My Ticket Home's Strangers Only (2013) were a notable precedent of the 2010s nu metalcore wave, seeing a previously established metalcore act merge their style with dark, nu metal influence, together with Sworn In, they were one of the first to establish the modern nu metalcore sound. Issues' merger of nu metal, metalcore and contemporary R&B gained them significant commercial success, with a number of publications crediting them as ushering a new wave of nu metal. Their debut self-titled album (2014) peaked at peaked at number nine on the Billboard 200 chart and their second album Headspace (2016) reached number one on the Top Alternative Albums chart.
Furthermore, Bring Me the Horizon's fifth album That's the Spirit (2015) saw the band fully embrace nu metal, which peaked at number 2 in both the UK and US.

===Development===
By 2016, nu metalcore had solidified itself as a movement, when the fusion began to be embraced by Cane Hill, Ocean Grove, Alpha Wolf and DangerKids. According to The Soundboard in 2016, "nu-metalcore has become [...] omnipresent." Many bands who had already made a name for themselves playing metalcore began to shift their sound towards nu metalcore, including Parkway Drive on Atlas (2012), Of Mice & Men on Restoring Force (2014) and Cold World (2016) and Northlane on Alien (2019).

Metalcore band Code Orange saw critical acclaim and success with their Roadrunner Records debut Forever in 2017. It saw the band embraced the influence of nu metal, and according to PopMatters writer Ethan Stewart, led to nu metalcore becoming "one of the most prominent flavors of contemporary metal". Forever's title track was also nominated Grammy for Best Metal Performance in 2018. Because of its influence, many metallic hardcore bands began incorporating nu metal and industrial into the sound, leading to the releases of the White Noise's AM/PM (2017), Vein.fm's Errorzone (2018) and Harm's Way's Posthuman (2018).

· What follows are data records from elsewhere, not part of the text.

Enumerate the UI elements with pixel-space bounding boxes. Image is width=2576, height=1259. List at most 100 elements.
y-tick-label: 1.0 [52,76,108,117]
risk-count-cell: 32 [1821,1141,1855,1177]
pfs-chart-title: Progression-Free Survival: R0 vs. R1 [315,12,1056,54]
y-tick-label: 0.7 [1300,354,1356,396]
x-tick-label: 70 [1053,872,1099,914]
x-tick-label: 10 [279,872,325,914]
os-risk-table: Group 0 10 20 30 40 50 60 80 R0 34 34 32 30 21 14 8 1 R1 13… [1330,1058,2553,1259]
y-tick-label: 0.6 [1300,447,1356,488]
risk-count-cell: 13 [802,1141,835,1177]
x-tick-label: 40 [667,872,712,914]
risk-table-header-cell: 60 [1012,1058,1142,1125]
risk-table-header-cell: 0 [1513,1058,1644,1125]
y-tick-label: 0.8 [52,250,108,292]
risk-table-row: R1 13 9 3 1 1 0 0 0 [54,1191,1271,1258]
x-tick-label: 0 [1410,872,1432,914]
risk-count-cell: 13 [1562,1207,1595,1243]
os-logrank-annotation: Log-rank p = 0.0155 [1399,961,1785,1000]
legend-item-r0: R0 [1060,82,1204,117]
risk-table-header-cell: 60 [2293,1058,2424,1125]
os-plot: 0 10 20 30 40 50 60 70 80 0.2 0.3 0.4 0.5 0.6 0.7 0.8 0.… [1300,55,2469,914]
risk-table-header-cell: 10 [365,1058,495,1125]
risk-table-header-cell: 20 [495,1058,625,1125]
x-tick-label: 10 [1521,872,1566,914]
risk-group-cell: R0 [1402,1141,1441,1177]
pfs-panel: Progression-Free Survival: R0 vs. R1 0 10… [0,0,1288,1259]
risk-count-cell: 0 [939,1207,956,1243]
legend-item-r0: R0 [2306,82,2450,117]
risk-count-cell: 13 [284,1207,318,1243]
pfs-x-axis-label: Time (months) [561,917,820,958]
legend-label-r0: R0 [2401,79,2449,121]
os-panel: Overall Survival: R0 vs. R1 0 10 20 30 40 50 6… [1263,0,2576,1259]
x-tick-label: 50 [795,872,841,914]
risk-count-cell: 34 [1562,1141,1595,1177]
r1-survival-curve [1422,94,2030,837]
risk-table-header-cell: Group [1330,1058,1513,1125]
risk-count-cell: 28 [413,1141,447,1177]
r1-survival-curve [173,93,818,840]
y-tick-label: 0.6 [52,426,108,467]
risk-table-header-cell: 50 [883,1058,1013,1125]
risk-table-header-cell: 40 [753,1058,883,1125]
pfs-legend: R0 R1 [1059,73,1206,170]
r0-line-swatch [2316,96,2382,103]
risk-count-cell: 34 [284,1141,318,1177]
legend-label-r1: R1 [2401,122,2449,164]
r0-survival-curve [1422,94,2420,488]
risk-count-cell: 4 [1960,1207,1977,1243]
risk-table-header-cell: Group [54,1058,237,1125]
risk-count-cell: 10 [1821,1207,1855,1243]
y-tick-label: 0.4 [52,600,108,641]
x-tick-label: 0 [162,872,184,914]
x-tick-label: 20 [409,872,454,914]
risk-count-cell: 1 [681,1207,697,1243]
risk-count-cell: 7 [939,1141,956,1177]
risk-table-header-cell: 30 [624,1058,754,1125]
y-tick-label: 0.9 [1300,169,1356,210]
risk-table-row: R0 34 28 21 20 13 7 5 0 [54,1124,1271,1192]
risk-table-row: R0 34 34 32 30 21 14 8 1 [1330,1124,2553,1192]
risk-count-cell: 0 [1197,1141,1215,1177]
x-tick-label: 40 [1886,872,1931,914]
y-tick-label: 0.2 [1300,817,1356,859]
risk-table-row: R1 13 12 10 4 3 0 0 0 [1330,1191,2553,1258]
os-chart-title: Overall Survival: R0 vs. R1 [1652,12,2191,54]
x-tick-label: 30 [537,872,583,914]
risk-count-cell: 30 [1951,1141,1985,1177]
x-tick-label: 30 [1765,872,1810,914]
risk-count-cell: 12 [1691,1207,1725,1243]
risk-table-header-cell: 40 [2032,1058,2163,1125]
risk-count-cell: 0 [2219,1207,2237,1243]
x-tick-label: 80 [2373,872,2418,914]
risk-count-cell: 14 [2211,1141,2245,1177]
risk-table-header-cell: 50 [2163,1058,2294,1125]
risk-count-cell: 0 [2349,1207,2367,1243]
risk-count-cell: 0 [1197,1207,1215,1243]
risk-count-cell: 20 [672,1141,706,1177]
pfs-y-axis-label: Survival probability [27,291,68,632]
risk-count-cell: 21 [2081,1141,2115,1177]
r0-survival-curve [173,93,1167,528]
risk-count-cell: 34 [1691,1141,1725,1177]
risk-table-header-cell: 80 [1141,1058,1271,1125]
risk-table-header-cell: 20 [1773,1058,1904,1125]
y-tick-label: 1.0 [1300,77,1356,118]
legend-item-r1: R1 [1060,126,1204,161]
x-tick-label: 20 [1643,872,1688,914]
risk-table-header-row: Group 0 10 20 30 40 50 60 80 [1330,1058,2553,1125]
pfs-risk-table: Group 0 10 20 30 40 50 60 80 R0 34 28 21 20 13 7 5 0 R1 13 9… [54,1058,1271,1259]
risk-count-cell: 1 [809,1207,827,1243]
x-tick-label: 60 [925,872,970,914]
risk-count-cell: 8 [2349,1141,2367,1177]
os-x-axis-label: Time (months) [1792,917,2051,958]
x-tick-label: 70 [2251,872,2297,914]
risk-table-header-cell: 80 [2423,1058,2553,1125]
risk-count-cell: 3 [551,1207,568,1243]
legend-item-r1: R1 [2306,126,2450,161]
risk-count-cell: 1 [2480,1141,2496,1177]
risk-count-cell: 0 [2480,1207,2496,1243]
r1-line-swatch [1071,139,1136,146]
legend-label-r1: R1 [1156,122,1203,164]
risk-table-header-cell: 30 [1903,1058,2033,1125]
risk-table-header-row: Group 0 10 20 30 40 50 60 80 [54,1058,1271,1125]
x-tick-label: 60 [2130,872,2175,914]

In 2020, Metal Hammer published an article titled "The most exciting new sound of 2020 is... nu metal", citing Loathe, Blood Youth, Tetrarch, Ocean Grove and Tallah as the bands fronting the newest wave of nu metalcore. Loathe's second album I Let It in and It Took Everything (2020) saw critical acclaim, and was consistently praised for expanding the scope of metalcore by incorporating elements of nu metal, shoegaze, emo, post-rock, progressive metal and industrial music. The band's use of the Fender Bass VI guitar, which tunes to an octave below a standard tuning guitar, became widely sought after following the album's release. The same year, Alternative Press additionally cited Sylar and Void of Vision as "essential nü-metal metalcore bands".

In the 2020s, some nu metalcore bands developed the label "pissed-core" in reference to their emphasis on aggression. This sound had roots in downtempo deathcore, with Blunt Magazine calling it a "a very angsty form of deathcore". Pissedcore incorporated influences from contemporary styles of hip hop and put a greater emphasis on hardcore punk influence than was common in the genre. Oor writer Roel Peijs called it "a sort of hybrid of hardcore, nu-metal, and hip-hop, steeped in frustration and social media rage". Amped Magazine noted elements of beatdown hardcore. It sometimes makes of trap music beats and simple, downtuned power chord grooves. According to Brothers In RAW, Thrown are often called the "poster boys for pissed core". In a 2024 interview with Metal Hammer the band rejected the term, stating "I'm not sure it's that accurate, to be honest. I'm not going to pretend that we aren't super-pissed off about a lot of stuff... but so are a lot of other genres." Other pissedcore bands include Saltwound.